A fine mese vi sarà il termine della proroga che autorizza il lavoro da remoto. Salvo eccezioni dell’ultimo minuto, questi lavoratori dovranno rientrare
Ad oggi, si può mettere la parola fine sulle vacanze e le ferie di milioni di lavoratori. A meno che non si faccia parte di quella pletora di appartenenti a vecchi e nuovi impieghi che consentono una contingentazione dei propri giorni di vacanza, anche al di fuori del canonico mese di agosto. Ecco dunque che taluni hanno preferito affrontare il rovente caldo della città (tanto hanno ricevuto protezione dall’impianto di climatizzazione di casa o dell’ufficio, principali luoghi di lavoro).

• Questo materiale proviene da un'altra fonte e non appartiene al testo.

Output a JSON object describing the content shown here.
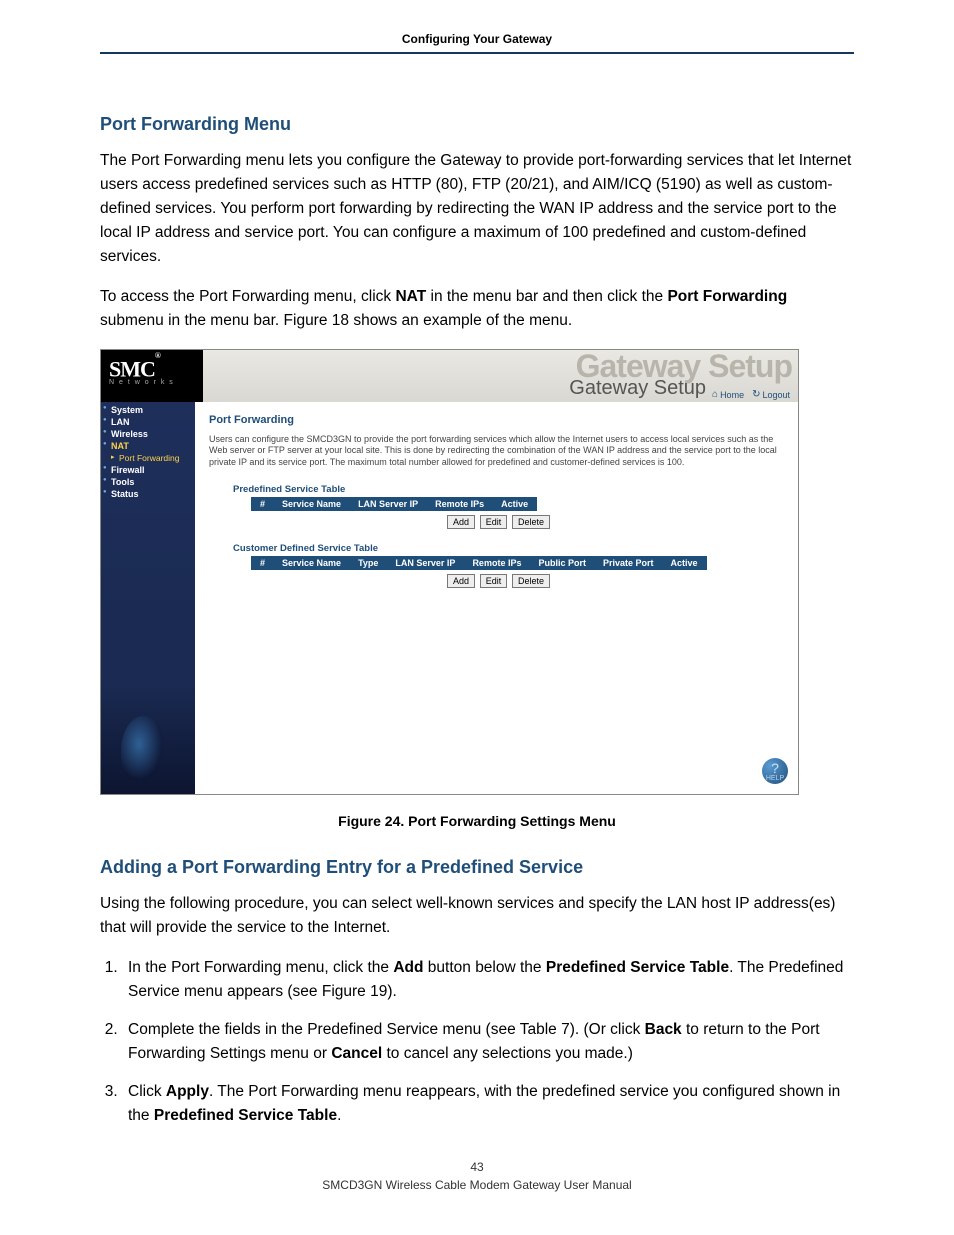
{
  "header": {
    "title": "Configuring Your Gateway"
  },
  "section1": {
    "heading": "Port Forwarding Menu",
    "para1": "The Port Forwarding menu lets you configure the Gateway to provide port-forwarding services that let Internet users access predefined services such as HTTP (80), FTP (20/21), and AIM/ICQ (5190) as well as custom-defined services. You perform port forwarding by redirecting the WAN IP address and the service port to the local IP address and service port. You can configure a maximum of 100 predefined and custom-defined services.",
    "para2_pre": "To access the Port Forwarding menu, click ",
    "para2_b1": "NAT",
    "para2_mid": " in the menu bar and then click the ",
    "para2_b2": "Port Forwarding",
    "para2_post": " submenu in the menu bar. Figure 18 shows an example of the menu."
  },
  "app": {
    "brand": "SMC",
    "brand_reg": "®",
    "brand_sub": "N e t w o r k s",
    "banner_ghost": "Gateway Setup",
    "banner_label": "Gateway Setup",
    "link_home": "Home",
    "link_logout": "Logout",
    "nav": {
      "system": "System",
      "lan": "LAN",
      "wireless": "Wireless",
      "nat": "NAT",
      "portfwd": "Port Forwarding",
      "firewall": "Firewall",
      "tools": "Tools",
      "status": "Status"
    },
    "content": {
      "title": "Port Forwarding",
      "desc": "Users can configure the SMCD3GN to provide the port forwarding services which allow the Internet users to access local services such as the Web server or FTP server at your local site. This is done by redirecting the combination of the WAN IP address and the service port to the local private IP and its service port. The maximum total number allowed for predefined and customer-defined services is 100.",
      "predef_title": "Predefined Service Table",
      "cust_title": "Customer Defined Service Table",
      "predef_cols": {
        "num": "#",
        "name": "Service Name",
        "lan": "LAN Server IP",
        "remote": "Remote IPs",
        "active": "Active"
      },
      "cust_cols": {
        "num": "#",
        "name": "Service Name",
        "type": "Type",
        "lan": "LAN Server IP",
        "remote": "Remote IPs",
        "pub": "Public Port",
        "priv": "Private Port",
        "active": "Active"
      },
      "btn_add": "Add",
      "btn_edit": "Edit",
      "btn_delete": "Delete",
      "help": "HELP"
    }
  },
  "figcap": "Figure 24. Port Forwarding Settings Menu",
  "section2": {
    "heading": "Adding a Port Forwarding Entry for a Predefined Service",
    "para": "Using the following procedure, you can select well-known services and specify the LAN host IP address(es) that will provide the service to the Internet.",
    "steps": {
      "s1_pre": "In the Port Forwarding menu, click the ",
      "s1_b1": "Add",
      "s1_mid": " button below the ",
      "s1_b2": "Predefined Service Table",
      "s1_post": ". The Predefined Service menu appears (see Figure 19).",
      "s2_pre": "Complete the fields in the Predefined Service menu (see Table 7). (Or click ",
      "s2_b1": "Back",
      "s2_mid": " to return to the Port Forwarding Settings menu or ",
      "s2_b2": "Cancel",
      "s2_post": " to cancel any selections you made.)",
      "s3_pre": "Click ",
      "s3_b1": "Apply",
      "s3_mid": ". The Port Forwarding menu reappears, with the predefined service you configured shown in the ",
      "s3_b2": "Predefined Service Table",
      "s3_post": "."
    }
  },
  "footer": {
    "pagenum": "43",
    "manual": "SMCD3GN Wireless Cable Modem Gateway User Manual"
  }
}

Quello della flessibilità delle vacanze (non solo in termini di giorni, ma in ambito di chiusura degli orari giornalieri anche in termini di ore) costituisce uno status che le nuove professioni avanzati conoscono alla perfezione: come i cosiddetti nomadi digitali, ossia blogger ma anche professionisti che possono svolgere la propria attività ovunque, basta che vi sia disponibile una rete wifi, una presa elettrica per ricaricare lo smartphone e, possibilmente, molto silenzio e tranquillità.
Per i nomadi 2.0 che surfano nell’oceano della tecnologia, è sufficiente l’utilizzo di un notebook e di uno smartphone; niente di più per assolvere alle mansioni di un’azienda o della propria realtà professionale. Se la Rete ha offerto illo tempore un accenno di quella che oggi è riconosciuta come una condizione diffusa, se pur non sufficientemente normata, è solo dalle circostanze della emergenza sanitaria da Coronavirus che è stata assorbita come un rivoluzionario orizzonte raggiunto dal mondo del lavoro.
Ecco dunque che nel vocabolario si è imposto il lavoro da remoto, o meglio, l’erroneo smart working (si dovrebbe parlare infatti di remote working) che ha inizialmente trasferito tra le mura domestiche la gestione di importanti aspetti organizzativi ed economici di un’azienda, affrontata, nelle fasi del confinamento domestico, tra la frenesia dei bambini e attività ricreative per distrarsi dall’allora condizione.
Con la “ripresa”, la riapertura di aziende e imprese che operano in ambiti telematici non ha impedito di tenere a casa molti dipendenti. A lavorare, ovviamente. Oppure trovando soluzioni ibride. Di fatto, il governo ha posto scadenze e proroghe sui provvedimenti regolanti il definitivo rientro. Oggetto dei decreti sono in particolare i lavoratori più fragili. L’ultima proroga, decisa lo scorso maggio, prevede infatti il ritorno negli ambienti di lavoro di circa 800mila soggetti fragili dopo la scadenza del 30 settembre 2023.
Finora, i lavoratori affetti da gravi patologie croniche, caratterizzate da scarso compenso clinico hanno ricevuto diversi gradi di tutele, tanto che il recente decreto ha allungato la scadenza dello smart working, soltanto pochi giorni prima dell’annuncio di fine pandemia da parte dell’Organizzazione Mondiale della Sanità, e le restrizioni messe nero su bianco nella Legge di Bilancio 2023.
Ciò che fino alla scadenza sarà superfluo, dal 1° ottobre sarà indispensabile per il lavoratore che intende lavorare da casa: occorreranno infatti accordi individuali tra l’impiegato e il datore di lavoro dell’azienda. Eppure non mancano le eccezioni all’ultimo provvedimento: la scadenza slitta al 31 dicembre per i lavoratori fragili con figli under 14 e per i dipendenti particolarmente esposti al contagio.